Cells are dynamic and have the ability to modify protein functions based on their necessities. 

“One such process, known as ubiquitination, can lead to multiple outcomes, by not only changing protein function, but also their ability to be relocated or integrated within a cellular compartment,” Capelluto said.

Roach likens the relationship between TOM1 binding to ubiquitin with that of making responsible choices for one's own health.

“This is what we should be doing in a healthy environment when we're doing our job properly and taking care of our body, but then when the bacterium enters, it knows our weaknesses, such as the temptation of cookies and treats when the afternoon slump hits,” Roach said. “So in a similar sense, the bacteria is producing a different metabolite that then draws — or hijacks — TOM1 away from its job. And it's binding to that rather than ubiquitin.” 

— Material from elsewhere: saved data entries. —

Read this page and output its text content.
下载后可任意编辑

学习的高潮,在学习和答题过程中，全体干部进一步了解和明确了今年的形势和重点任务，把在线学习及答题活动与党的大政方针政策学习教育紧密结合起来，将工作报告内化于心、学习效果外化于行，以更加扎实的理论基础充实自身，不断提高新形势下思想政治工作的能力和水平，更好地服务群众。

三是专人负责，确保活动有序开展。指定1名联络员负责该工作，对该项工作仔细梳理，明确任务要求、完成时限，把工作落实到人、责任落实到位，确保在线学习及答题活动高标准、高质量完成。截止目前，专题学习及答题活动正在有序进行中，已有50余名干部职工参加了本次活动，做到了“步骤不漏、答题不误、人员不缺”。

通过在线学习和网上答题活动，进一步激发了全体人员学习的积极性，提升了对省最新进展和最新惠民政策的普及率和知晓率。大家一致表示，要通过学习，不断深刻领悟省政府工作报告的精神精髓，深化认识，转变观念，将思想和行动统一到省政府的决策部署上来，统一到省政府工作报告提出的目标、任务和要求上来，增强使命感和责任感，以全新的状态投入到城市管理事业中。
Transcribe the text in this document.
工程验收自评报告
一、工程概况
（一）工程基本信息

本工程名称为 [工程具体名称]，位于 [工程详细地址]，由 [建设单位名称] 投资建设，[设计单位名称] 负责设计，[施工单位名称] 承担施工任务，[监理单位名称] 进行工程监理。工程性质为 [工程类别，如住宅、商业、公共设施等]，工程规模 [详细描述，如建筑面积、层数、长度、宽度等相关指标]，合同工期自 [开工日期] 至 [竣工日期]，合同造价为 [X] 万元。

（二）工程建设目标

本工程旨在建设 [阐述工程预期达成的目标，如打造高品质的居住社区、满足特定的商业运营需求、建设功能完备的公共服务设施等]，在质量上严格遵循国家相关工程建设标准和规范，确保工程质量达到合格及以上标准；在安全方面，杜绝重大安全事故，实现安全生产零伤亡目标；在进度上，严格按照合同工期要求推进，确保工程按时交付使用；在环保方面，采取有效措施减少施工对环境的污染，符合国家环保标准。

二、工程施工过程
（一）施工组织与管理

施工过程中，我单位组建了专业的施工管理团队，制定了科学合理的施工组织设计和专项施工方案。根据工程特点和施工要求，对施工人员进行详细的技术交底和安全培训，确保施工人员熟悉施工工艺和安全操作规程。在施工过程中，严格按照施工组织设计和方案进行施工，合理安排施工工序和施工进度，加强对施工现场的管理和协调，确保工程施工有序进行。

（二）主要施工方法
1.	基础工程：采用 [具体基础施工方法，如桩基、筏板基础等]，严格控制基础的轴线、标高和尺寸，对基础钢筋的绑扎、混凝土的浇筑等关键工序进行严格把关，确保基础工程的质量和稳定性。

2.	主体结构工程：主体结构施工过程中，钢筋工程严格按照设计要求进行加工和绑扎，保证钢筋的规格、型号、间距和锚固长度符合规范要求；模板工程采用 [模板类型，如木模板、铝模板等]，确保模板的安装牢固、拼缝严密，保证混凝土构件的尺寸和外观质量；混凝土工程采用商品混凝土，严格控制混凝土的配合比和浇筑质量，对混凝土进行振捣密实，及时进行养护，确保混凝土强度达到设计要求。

Accelerating summer undergraduate experience

With the new NSF funding comes the opportunity to bring in a new intern from Bennett College to engage in research this summer under the auspices of the newly formed AccelerateSTEM program.

By creating the AccelerateSTEM program, Capelluto's idea was to expand upon the summer undergraduate research internship by allowing the opportunity for students -- including its first student Simidele Rogers -- to stay at Virginia Tech and continue her research during the full academic year. 

Following the completion of the summer internship, Rogers will have the opportunity to continue her research in Capelluto’s lab while concurrently taking online courses from her home institutions until graduation. During the following fall semester, she plans to apply for a one-year accelerated master’s degree at Virginia Tech.

Rogers will continue working in Capelluto’s lab through her senior year and then complete the one-year master’s degree training program offered through Virginia Tech.

“Programs such as AccelerateSTEM open up opportunities for students at historically Black colleges and universities to have access to state-of- the-art labs, world-renowned faculty mentors and possibly consider graduate education at Virginia Tech,” said Monica Hunter, director of the Multicultural Academic Opportunities Program.

Bennett College and Virginia Tech are part of the Virginia-North Carolina Alliance for Minority Participation, a NSF-funded grant that supports STEM students as well as encourages undergraduate research and attendance in graduate or professional school post undergraduate. Capelluto will collaborate with Shenna Shearin, assistant professor of chemistry at Bennett College.